Dünyadaki savaşlar ve gelişmeler karşısında yenik düşmüş koca bir imparatorluğun çöküşü yaşanırken; onun çöküntüsünden yeni kıvılcımlar yakalamaya çalışan Mustafa Kemal ile çevresinde yer alan bir grup arkadaşı vardır. Ülke tam bir feodalite, tarım ve din toplumudur. Okuma yazma oranı, ekonomik düzey çok düşüktür. Var olan ekonomik ilişkiler de yabancıların ve azınlıkların kontrolü altındadır.
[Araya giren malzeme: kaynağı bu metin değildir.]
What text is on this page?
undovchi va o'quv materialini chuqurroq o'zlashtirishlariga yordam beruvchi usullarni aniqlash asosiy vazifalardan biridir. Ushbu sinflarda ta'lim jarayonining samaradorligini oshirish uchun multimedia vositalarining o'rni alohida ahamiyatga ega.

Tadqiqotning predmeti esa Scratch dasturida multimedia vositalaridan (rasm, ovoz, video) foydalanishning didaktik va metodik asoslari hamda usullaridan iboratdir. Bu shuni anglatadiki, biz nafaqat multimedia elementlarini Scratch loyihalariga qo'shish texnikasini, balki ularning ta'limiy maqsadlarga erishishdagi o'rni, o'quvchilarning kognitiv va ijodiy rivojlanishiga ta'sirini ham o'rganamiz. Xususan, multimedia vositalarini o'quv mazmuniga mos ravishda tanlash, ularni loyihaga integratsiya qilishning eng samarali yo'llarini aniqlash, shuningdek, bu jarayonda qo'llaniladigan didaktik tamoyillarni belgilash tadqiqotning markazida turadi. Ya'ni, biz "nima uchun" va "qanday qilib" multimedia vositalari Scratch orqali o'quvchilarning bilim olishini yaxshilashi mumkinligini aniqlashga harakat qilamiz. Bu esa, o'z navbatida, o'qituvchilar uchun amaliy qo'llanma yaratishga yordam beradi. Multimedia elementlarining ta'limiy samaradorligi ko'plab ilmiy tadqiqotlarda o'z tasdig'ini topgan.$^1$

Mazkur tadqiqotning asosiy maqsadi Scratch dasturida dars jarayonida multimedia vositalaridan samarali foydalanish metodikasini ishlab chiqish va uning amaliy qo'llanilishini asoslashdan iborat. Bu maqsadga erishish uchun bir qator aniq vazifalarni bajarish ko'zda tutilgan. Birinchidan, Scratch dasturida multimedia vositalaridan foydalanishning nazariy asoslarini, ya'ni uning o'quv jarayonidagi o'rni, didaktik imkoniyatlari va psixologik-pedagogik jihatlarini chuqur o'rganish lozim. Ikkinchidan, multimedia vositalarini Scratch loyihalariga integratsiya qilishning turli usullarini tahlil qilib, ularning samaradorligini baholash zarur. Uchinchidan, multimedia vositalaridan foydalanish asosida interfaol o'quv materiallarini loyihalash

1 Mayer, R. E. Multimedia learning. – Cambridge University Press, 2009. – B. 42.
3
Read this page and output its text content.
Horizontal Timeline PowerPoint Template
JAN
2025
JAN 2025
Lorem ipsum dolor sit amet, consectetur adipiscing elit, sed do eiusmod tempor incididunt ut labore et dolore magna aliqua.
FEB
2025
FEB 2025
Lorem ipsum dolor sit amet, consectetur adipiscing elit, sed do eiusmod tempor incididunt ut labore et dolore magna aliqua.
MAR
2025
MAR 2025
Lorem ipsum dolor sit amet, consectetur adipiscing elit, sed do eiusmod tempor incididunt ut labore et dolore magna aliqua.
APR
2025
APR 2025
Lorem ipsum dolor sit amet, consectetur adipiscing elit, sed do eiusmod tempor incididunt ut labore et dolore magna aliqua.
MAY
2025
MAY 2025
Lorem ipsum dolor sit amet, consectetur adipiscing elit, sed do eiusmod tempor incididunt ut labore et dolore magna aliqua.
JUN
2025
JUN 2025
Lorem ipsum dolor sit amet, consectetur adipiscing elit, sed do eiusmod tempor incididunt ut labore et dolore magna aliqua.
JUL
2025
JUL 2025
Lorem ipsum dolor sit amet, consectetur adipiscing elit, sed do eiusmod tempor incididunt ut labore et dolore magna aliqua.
İşte böylesi koşullarda, 19 Mayıs 1919’da Mustafa Kemal ve arkadaşlarının Samsun’a çıkışıyla, ulusal kurtuluşun ateşi yakılmıştır. Yanmış, yıkılmış, çökmüş bir ülkede, yenik düşmüş bir halk, adeta yeniden doğmuştur. Yeni, genç ve çağdaş bir cumhuriyet yaratılmıştır.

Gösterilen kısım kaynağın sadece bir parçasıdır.